Genauso hoch wie das Verkehrsaufkommen ist aber auch die Unfallgefahr auf der Energiestraße in Höhe der ehemaligen Gaststätte Kleinfelderhof. Immer wieder stoßen dort Linksabbieger, die aus der Straße "Zur Wassermühle" kommen, mit auf der Energiestraße fahrenden Autos zusammen.

"Seit Jahren gehört dieser Bereich zu den Unfallhäufungsstellen im Kreis", sagt Harald Vieten, Pressesprecher des Rhein-Kreises Neuss. Daher habe eine von der Stadt Grevenbroich einberufene Unfallkommission bereits im März des vergangenen Jahres beschlossen, den Landesbetrieb Straßen NRW mit einer neuen Straßenregelung zu beauftragen, erinnert sich Vieten.

Verkehrszählung auf der L 375

Schon vor zwei Jahren hatte die Fraktion der Freien Bürger und der Linken im Stadtrat gefordert, an dieser Stelle einen Kreisverkehr oder eine Ampel einzurichten. Im Juni dieses Jahres stimmte die Unfallkommission dann einstimmig dafür, eine Ampel errichten zu lassen — auch die Mitglieder des Bauausschusses bewilligten das Vorhaben.

Doch die Signalanlage lässt auf sich warten. "Wir haben im September die für die Planung notwendig Verkehrszählung vorgenommen. Die Zahlen wurden dann an die Stadt Grevenbroich weitergeleitet, die jetzt die genaueren Planungen zur Errichtung der Anlage machen muss", erklärt Christine Binz, Sprecherin des zuständigen Landesbetriebs Straßen NRW in Mönchengladbach.

Sobald die Stadtverwaltung ihre Planung an den Landesbetrieb zurückgeschickt habe, könne die Ausschreibung für das Bauvorhaben beginnen. "Machen uns die Landesmittel keinen Strich durch die Rechnung, kann im Frühjahr 2013 die Signalanlage errichtet werden", sagt Christine Binz.
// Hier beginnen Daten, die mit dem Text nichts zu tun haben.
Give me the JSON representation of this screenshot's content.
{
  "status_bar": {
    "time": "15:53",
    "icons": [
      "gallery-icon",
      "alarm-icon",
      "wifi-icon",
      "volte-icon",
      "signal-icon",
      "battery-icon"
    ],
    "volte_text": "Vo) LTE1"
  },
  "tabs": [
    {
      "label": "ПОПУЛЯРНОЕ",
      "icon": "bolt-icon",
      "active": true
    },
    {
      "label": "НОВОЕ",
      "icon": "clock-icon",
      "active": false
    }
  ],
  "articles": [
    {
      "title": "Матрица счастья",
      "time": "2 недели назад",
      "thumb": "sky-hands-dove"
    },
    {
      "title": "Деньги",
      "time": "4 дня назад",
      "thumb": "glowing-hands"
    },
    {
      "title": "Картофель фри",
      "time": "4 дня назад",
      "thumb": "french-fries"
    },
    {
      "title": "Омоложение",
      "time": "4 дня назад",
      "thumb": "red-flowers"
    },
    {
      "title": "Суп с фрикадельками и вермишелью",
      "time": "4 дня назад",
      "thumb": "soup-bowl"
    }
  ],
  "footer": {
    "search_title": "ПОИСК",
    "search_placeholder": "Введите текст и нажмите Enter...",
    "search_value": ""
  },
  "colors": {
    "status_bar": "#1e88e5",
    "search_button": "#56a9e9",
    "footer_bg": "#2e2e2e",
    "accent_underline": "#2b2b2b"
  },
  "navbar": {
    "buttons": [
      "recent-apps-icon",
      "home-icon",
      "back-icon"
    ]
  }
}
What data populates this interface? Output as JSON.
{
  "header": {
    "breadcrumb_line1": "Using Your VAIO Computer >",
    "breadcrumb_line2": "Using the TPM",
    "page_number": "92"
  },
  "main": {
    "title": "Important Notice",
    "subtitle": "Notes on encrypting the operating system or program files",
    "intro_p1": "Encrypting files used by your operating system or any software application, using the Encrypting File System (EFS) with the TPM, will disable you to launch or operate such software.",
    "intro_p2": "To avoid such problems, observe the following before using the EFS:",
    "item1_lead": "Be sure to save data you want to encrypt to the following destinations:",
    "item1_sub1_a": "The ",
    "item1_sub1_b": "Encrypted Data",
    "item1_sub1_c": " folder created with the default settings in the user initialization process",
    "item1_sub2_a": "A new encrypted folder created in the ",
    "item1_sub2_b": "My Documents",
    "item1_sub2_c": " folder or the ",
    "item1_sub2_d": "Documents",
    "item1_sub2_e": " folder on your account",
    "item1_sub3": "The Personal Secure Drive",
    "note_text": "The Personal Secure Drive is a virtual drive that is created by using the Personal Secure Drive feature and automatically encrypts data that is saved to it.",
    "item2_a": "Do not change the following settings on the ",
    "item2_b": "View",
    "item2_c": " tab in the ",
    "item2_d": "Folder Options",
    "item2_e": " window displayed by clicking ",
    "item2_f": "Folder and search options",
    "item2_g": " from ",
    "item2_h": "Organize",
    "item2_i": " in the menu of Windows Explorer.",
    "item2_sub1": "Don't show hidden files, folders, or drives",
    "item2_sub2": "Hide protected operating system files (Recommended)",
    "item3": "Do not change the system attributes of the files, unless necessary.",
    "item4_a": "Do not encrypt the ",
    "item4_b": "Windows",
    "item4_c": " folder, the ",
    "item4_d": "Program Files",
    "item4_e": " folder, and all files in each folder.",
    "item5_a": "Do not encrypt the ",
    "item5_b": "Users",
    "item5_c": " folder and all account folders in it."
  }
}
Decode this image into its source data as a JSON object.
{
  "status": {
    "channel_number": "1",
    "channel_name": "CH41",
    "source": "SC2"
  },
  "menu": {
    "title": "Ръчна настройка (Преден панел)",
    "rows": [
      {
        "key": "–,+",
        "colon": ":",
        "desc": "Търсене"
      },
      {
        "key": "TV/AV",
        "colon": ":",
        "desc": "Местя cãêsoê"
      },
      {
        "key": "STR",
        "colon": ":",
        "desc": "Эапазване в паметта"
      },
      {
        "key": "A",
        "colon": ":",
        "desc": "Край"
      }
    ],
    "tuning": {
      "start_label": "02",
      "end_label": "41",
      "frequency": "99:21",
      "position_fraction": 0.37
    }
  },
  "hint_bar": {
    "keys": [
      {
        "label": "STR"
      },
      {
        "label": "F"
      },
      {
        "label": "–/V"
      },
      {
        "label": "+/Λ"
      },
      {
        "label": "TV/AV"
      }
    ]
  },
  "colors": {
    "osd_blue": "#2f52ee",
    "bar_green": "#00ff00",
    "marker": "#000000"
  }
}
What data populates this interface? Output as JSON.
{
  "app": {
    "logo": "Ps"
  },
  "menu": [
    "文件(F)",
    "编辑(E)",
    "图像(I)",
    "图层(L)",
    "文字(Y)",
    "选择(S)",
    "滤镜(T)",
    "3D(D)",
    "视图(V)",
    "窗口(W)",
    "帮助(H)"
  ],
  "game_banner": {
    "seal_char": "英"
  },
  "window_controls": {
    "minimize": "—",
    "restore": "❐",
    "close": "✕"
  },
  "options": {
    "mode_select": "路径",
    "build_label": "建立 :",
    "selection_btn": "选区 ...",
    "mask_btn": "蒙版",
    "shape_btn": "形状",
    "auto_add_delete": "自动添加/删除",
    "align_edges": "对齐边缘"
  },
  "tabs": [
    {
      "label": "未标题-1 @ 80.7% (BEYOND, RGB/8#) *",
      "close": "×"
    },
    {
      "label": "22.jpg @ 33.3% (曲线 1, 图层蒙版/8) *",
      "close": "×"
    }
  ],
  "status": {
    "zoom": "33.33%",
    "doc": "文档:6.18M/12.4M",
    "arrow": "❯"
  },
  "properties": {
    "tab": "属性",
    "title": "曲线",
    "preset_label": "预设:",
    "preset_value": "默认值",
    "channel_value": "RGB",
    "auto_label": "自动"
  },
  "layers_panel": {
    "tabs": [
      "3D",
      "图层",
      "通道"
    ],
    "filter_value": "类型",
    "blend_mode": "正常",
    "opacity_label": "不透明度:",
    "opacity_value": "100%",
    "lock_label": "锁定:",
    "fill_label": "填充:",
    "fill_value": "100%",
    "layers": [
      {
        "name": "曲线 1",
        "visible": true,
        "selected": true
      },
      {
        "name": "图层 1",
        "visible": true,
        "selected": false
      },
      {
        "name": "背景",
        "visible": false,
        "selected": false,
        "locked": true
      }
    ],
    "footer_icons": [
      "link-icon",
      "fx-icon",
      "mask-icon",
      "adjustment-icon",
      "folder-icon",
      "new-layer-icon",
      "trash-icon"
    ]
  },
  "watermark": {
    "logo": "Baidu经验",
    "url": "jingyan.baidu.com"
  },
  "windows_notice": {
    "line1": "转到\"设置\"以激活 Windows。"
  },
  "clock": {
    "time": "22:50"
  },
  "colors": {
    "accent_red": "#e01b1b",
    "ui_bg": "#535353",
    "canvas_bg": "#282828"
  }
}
Dass so schnell wie möglich eine Ampel an der betroffenen Einmündung eingeführt wird, hofft auch Ratsherr Thomas Bovermann, Fraktionsvorsitzender der Freien Bürger und der Linken, der den entsprechenden Antrag in den Rat eingebracht hatte. "Es kann nicht sein, dass sich seit Jahren an dieser Stelle nichts tut. Wir können nicht warten bis dort ein tödlicher Unfall passiert", mahnt Bovermann die Stadt zur Eile.